By Andrea Plaid
If Arundhati Roy was a rock star and I was at her concert, I’d be that fool who’d shout, “I LOVE YOOOUUU!” from the cheap seats while she was doing her between-song banter.
Well, Roy is a literary rock star. I fell for her writerly riffs when I caught up with her 1997 semi-autobiographical debut novel, The God Of Small Things, a couple of years ago:
May in Ayemenen is a hot, brooding month. The days are long and humid. The rivers shrinks and black crows gorge on bright mangoes in still dustgreen trees. Red bananas ripen. Jackfruits burst. Dissolute bluebottles hum vacuously in the fruity air. Then they stun themselves against clear windowpanes and die, fatly baffled in the sun.

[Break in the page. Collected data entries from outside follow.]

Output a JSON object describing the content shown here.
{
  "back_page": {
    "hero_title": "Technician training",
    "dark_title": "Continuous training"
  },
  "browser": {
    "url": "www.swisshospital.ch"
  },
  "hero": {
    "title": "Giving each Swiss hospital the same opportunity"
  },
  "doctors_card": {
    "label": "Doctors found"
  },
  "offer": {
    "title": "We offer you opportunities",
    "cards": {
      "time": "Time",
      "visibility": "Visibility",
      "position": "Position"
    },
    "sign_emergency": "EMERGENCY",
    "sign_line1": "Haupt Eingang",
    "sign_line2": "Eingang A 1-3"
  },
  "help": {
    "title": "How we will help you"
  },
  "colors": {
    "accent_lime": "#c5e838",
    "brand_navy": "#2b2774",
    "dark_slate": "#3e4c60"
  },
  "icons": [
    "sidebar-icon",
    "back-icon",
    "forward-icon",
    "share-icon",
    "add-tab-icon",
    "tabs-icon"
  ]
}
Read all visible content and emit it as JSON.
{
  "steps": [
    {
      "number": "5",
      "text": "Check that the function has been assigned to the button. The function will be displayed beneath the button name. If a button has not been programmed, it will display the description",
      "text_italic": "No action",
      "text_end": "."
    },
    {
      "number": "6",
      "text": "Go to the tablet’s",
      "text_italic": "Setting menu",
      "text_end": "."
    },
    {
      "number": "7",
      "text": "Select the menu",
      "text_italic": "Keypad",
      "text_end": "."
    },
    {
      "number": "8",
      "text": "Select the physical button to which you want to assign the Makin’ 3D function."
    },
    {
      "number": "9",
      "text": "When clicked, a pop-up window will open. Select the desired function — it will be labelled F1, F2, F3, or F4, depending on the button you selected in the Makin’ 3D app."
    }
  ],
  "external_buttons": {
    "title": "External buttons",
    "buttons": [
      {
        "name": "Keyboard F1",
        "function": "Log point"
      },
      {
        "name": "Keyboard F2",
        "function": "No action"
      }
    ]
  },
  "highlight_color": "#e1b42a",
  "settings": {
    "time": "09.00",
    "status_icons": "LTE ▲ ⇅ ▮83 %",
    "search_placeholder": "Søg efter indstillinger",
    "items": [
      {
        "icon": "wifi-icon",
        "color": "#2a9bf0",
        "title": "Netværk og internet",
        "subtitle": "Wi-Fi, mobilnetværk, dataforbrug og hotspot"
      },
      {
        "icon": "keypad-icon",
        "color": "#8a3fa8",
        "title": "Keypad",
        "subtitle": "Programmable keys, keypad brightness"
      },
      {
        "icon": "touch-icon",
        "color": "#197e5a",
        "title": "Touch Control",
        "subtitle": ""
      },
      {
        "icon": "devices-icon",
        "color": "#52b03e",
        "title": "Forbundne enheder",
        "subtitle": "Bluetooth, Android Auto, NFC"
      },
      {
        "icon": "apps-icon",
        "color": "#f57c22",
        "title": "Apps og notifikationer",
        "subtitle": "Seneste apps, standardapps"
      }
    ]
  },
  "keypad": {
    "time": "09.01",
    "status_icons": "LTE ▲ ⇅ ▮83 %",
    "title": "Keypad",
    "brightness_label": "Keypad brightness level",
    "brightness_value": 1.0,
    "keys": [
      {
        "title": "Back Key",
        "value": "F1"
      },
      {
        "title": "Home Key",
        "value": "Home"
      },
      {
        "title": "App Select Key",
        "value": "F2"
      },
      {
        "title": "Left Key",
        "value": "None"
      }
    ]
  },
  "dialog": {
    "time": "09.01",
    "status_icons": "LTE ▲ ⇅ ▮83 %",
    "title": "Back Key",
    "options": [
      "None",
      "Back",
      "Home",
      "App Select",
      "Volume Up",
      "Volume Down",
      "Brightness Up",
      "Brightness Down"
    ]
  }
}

The nights are clear , but suffused with sloth and sullen expectations.
But by early June the southwest monsoon breaks and there are three months of wind and water with short spells of sharp, glittering sunshine that thrilled children snatch to play with. The countryside turns an immodest green. Boundaries blur as tapioca fences take root and bloom. Brick walls turn mossgreen. Pepper vines snake up electric poles. Wild creepers burst through laterite banks and spill across the flooded roads. Boats ply in the baazars. And small fish appear in the puddles that fill PWD potholes on the highways.
The God Of Small Things brought Roy, who previously worked on screenplays and movie criticism and trained as an architect, incredible acclaim in the US. She also won the Booker Prize for Fiction in 1997 for the book, though some folks threw serious shade about it. However–perhaps presciently–she had to answer for obscenity charges back in Kerala, where she grew up, for the book’s descriptions of sexuality.